Events traceable to geographic conditions.

Specific facts in Spanish history can also be traced very largely to the effects of geography. The mineral wealth of the peninsula has attracted foreign peoples throughout recorded history, and the fertility of the south and east has also been a potent inducement to an invasion, whether of armies or of capital. The physical features of the peninsula helped these peoples to preserve their racial characteristics, with the result that Spain presents an unusual variety in traits and customs. The fact that the valley of the Guadalquivir descends to the sea before reaching the eastern line of the Portuguese boundary had an influence in bringing about the independence of Portugal,—for while Castile still had to combat the Moslem states Portugal could turn her energies inward. Nevertheless, one must not think that geography has been the only or even the controlling factor in the life and events of the Iberian Peninsula. Others have been equally or more important,—such as those of race and, especially, the vast group of circumstances involving the relations of men and of states which may be given the collective name of history.

CHAPTER II

THE EARLY PEOPLES, TO 206 B.C.

Prehistoric Spain.

THE Iberian Peninsula has not always had the same form which it now has, or the same plants, animals, or climate which are found there today. For example, it is said that Spain was once united by land with Africa, and also by way of Sicily, which had not yet become an island, with southern Italy, making a great lake of the western Mediterranean. The changes as a result of which the peninsula assumed its present characteristics belong to the field of geology, and need to be mentioned here only as affording some clue to the earliest colonization of the land. In like manner the description of the primitive peoples of Spain belongs more properly to the realm of ethnology. It is worthy of note, however, that there is no proof that the earliest type of man in Europe, the Neanderthal, or Canstadt, man,[4] existed in Spain, and it is believed that the next succeeding type, the Furfooz man, entered at a time when a third type, the Cromagnon, was already there. Evidences of the Cromagnon man are numerous in Spain.

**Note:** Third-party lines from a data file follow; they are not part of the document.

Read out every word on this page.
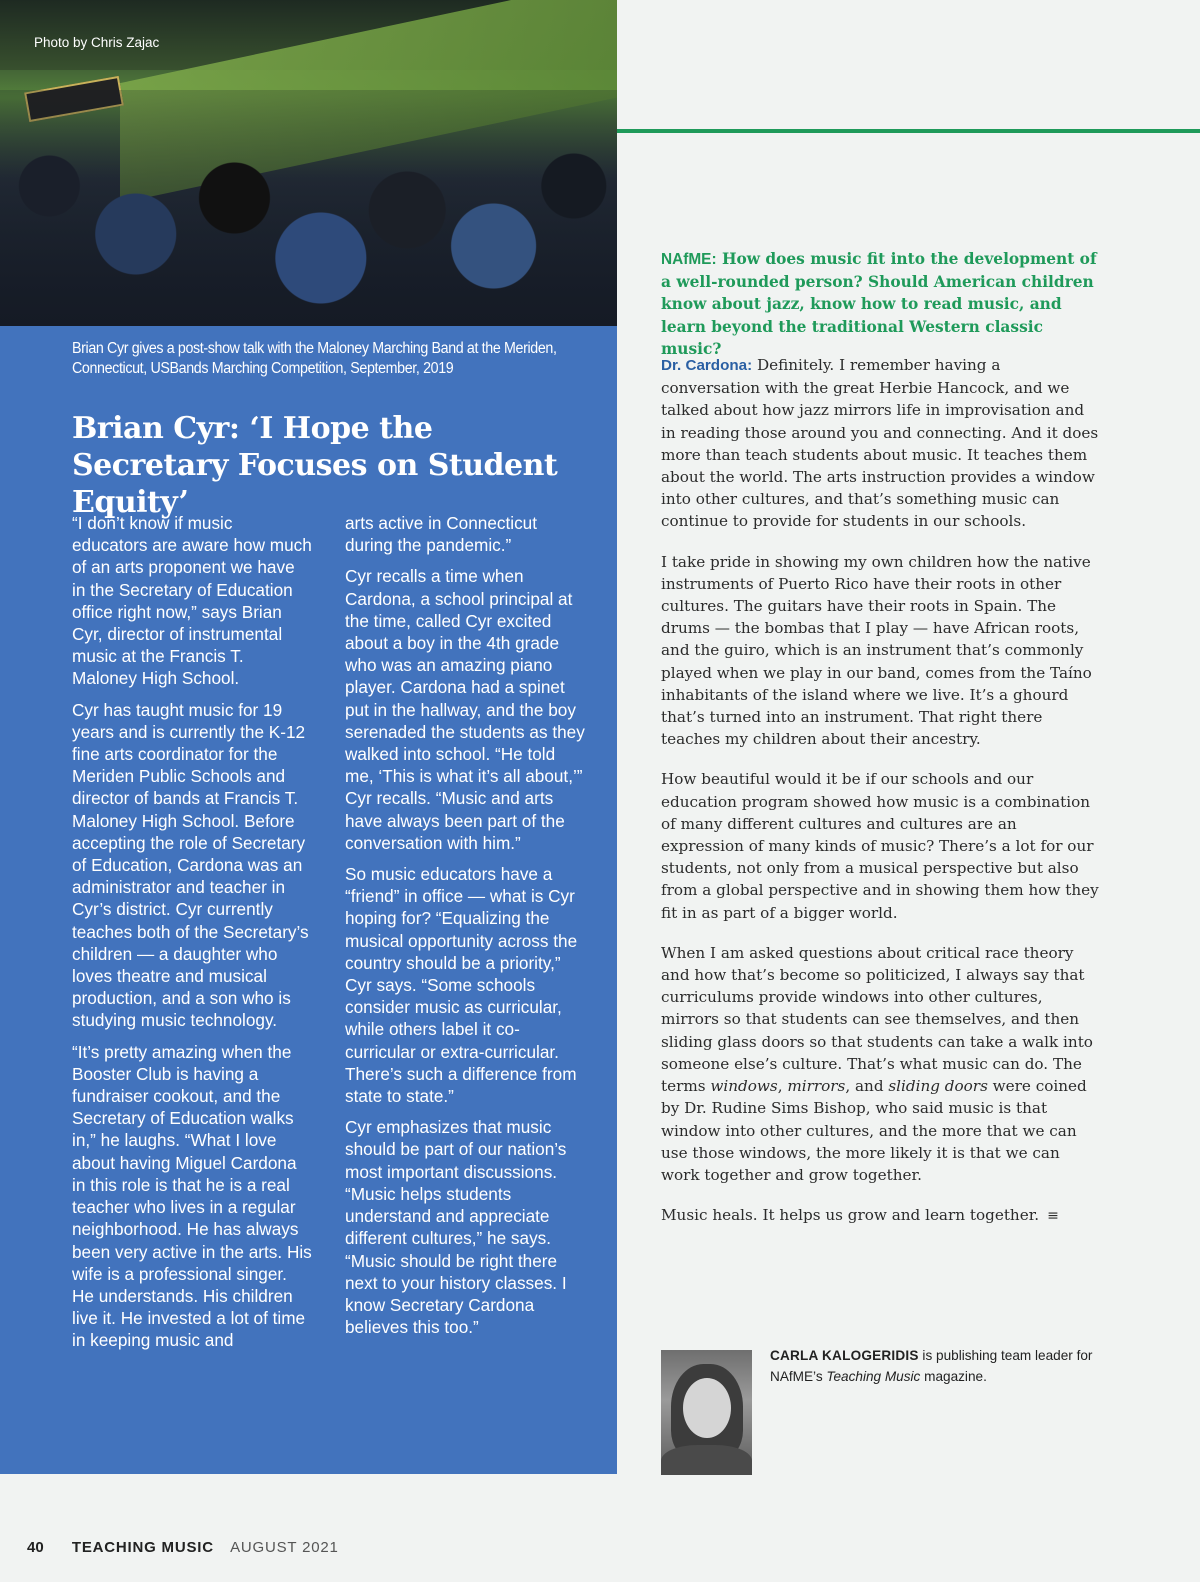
Photo by Chris Zajac
Brian Cyr gives a post-show talk with the Maloney Marching Band at the Meriden, Connecticut, USBands Marching Competition, September, 2019
Brian Cyr: ‘I Hope the Secretary Focuses on Student Equity’

“I don’t know if music educators are aware how much of an arts proponent we have in the Secretary of Education office right now,” says Brian Cyr, director of instrumental music at the Francis T. Maloney High School.

Cyr has taught music for 19 years and is currently the K-12 fine arts coordinator for the Meriden Public Schools and director of bands at Francis T. Maloney High School. Before accepting the role of Secretary of Education, Cardona was an administrator and teacher in Cyr’s district. Cyr currently teaches both of the Secretary’s children — a daughter who loves theatre and musical production, and a son who is studying music technology.

“It’s pretty amazing when the Booster Club is having a fundraiser cookout, and the Secretary of Education walks in,” he laughs. “What I love about having Miguel Cardona in this role is that he is a real teacher who lives in a regular neighborhood. He has always been very active in the arts. His wife is a professional singer. He understands. His children live it. He invested a lot of time in keeping music and

arts active in Connecticut during the pandemic.”

Cyr recalls a time when Cardona, a school principal at the time, called Cyr excited about a boy in the 4th grade who was an amazing piano player. Cardona had a spinet put in the hallway, and the boy serenaded the students as they walked into school. “He told me, ‘This is what it’s all about,’” Cyr recalls. “Music and arts have always been part of the conversation with him.”

So music educators have a “friend” in office — what is Cyr hoping for? “Equalizing the musical opportunity across the country should be a priority,” Cyr says. “Some schools consider music as curricular, while others label it co-curricular or extra-curricular. There’s such a difference from state to state.”

Cyr emphasizes that music should be part of our nation’s most important discussions. “Music helps students understand and appreciate different cultures,” he says. “Music should be right there next to your history classes. I know Secretary Cardona believes this too.”

NAfME: How does music fit into the development of a well-rounded person? Should American children know about jazz, know how to read music, and learn beyond the traditional Western classic music?

Dr. Cardona: Definitely. I remember having a conversation with the great Herbie Hancock, and we talked about how jazz mirrors life in improvisation and in reading those around you and connecting. And it does more than teach students about music. It teaches them about the world. The arts instruction provides a window into other cultures, and that’s something music can continue to provide for students in our schools.

I take pride in showing my own children how the native instruments of Puerto Rico have their roots in other cultures. The guitars have their roots in Spain. The drums — the bombas that I play — have African roots, and the guiro, which is an instrument that’s commonly played when we play in our band, comes from the Taíno inhabitants of the island where we live. It’s a ghourd that’s turned into an instrument. That right there teaches my children about their ancestry.

How beautiful would it be if our schools and our education program showed how music is a combination of many different cultures and cultures are an expression of many kinds of music? There’s a lot for our students, not only from a musical perspective but also from a global perspective and in showing them how they fit in as part of a bigger world.

When I am asked questions about critical race theory and how that’s become so politicized, I always say that curriculums provide windows into other cultures, mirrors so that students can see themselves, and then sliding glass doors so that students can take a walk into someone else’s culture. That’s what music can do. The terms windows, mirrors, and sliding doors were coined by Dr. Rudine Sims Bishop, who said music is that window into other cultures, and the more that we can use those windows, the more likely it is that we can work together and grow together.

Music heals. It helps us grow and learn together. ≡

CARLA KALOGERIDIS is publishing team leader for NAfME’s Teaching Music magazine.
40 TEACHING MUSIC AUGUST 2021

Peoples of this type may have been the original settlers of the Iberian Peninsula.[5] Like the Neanderthal and Furfooz men they are described generally as paleolithic men, for their implements were of rough stone. After many thousands of years the neolithic man, or man of the polished stone age, developed in Spain as in other parts of the world. In some respects the neolithic man of Spain differed from the usual European type, but was similar to the neolithic man of Greece. This has caused some writers to argue for a Greek origin of the early Spanish peoples, but others claim that similar manifestations might have developed independently in each region. Neolithic man was succeeded by men of the ages of the metals,—copper, bronze, and iron. The age of iron, at least, coincided with the entry into Spain of peoples who come within the sphere of recorded history. As early as the bronze age a great mixture of races had taken place in Spain, although the brachycephalic successors of the Cromagnon race were perhaps the principal type. These were succeeded by a people who probably arrived in pre-historic times, but later than the other races of those ages—that dolichocephalic group to which has been applied the name Iberians. They were the dominating people at the time of the arrival of the Phœnicians and Greeks.